A worst case scenario is portrayed of a shortfall of 1 million care workers by 2035 – this factors in the enormous increase in the population of the elderly.

Thoughts?

One response

  1. The crisis in elderly care is not brought about by the effects of Brexit but has been with us for some 20 years.

    This is not as the Guardian asserts in this excellent piece brought to us by Dr Alf but because of a number of other factors.

    Adult Social Care and the benefits system, and the point at which these meet, has been in a muddle for years because the public and successive Governments have refused to fund it properly and because rather too many people have found it convenient not to stay on the dole but to go onto the old incapacity benefit and now onto the harder to qualify for “Personal Independence Payments”.
    Whilst some are genuinely disabled, such as World War 2 and later wars veterans many are dole bludgers, perfectly capable of work riding about on mobility scooters pretending that they cannot work or walk and cluttering up doctor’s surgeries and shopping centres and sitting in coffee shops nursing the same cup for hours on end.

    A look at cruise line passengers reveals many of these frauds for what they are when the ships reach international waters and walking sticks, zimmer frames and mobility scooters are left piled up in a corner and these Adult Social Care recipients are able like Lazarus rising from the dead to transmute from someone unable to barely move unaided into a disco dancing, libidinous “pensioner /individual behaving disgracefully”.
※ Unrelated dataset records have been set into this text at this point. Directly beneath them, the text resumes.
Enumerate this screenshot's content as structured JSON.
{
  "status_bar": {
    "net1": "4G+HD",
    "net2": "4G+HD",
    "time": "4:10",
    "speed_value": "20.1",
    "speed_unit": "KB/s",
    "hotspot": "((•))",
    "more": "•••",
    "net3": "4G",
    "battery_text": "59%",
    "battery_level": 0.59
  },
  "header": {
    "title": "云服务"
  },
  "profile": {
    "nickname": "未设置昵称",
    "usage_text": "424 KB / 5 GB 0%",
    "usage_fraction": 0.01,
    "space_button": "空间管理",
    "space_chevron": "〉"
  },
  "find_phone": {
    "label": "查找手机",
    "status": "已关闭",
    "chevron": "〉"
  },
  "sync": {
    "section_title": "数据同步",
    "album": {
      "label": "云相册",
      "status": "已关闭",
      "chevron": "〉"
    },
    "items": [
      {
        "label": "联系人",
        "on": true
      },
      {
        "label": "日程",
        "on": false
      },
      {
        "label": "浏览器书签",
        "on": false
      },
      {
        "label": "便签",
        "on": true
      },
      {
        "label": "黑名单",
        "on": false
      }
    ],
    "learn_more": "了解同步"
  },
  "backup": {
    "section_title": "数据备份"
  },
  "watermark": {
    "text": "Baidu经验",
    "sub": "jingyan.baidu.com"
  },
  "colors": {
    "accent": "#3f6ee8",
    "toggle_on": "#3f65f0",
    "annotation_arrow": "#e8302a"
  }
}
    I rarely cruise but my friends that do tell me that this spectacle is commonplace.

    Then there are councils themselves, whose procedures for looking out for fraudsters are not nearly rigourous enough as I saw for myself when I was involved for a year in the biggest piece of local authority transformation ever undertaken in the UK. Too often woolly minded and well meaning social workers in that 3 star(top 25%) authority were being conned by sob stories delivered with the panache of a Sir Laurence Olivier in full flow during his heyday. Thus in the 75% of authorities which are worse run than the one I worked in as an interim the incidence of people “gaming” the assessment and pre-assessment processes was and is much worse.

    There are too many local authorities which means that money that should be devoted to Adult Social Care is spent on excessive numbers of service directorates and middle managers and because Adult Social Care sits in local authorities rather than being integrated into the NHS as happens in Germany, you get bed blocking in the NHS, plus duplicated layers of management in both the NHS and local authorities.

    Then there is the question of demand, in that too many people through overeating, eating the wrong foods, laziness, smoking, drinking and recreational drug use turn themselves into Adult Social Care recipients in the first place.

    The prescription is a tougher approach to early intervention in healthcare, a stronger attack on fraud and a preventative approach that reduces sugar content in food and drink,increases pedestrianisation, zones out fast food outlets, promotes healthy eating, eliminates harmful chemicals in the environment and promotes exercise and work as a treatment rather than idleness.

    Measures like this reduce the number of people becoming Adult Social Care recipients in the first place and reduces the number of carers needed.

    Those people that do need such care can be dealt with by an integrated care system run on German and Singaporean lines paid for by clearing out unnecessary NHS managers and Adult Social Care Directorates in local authorities.

    EU migrants are used as carers and in other forms of work that the indigenous population are not prepared to do so with greater economies of scale and better procurement plus the elimination of fragmented outsourced provision from people like Serco and Capita money can be freed up to pay people better and eligibility rules on dole need to be tightened up so people are compelled to do more of this work and not languish on the dole,consuming recreational drugs,watching Jeremy Kyle in their “onesies”during the day and operating in the Black economy by selling goods of dubious origin on E-Bay and at car boot sales at the weekends.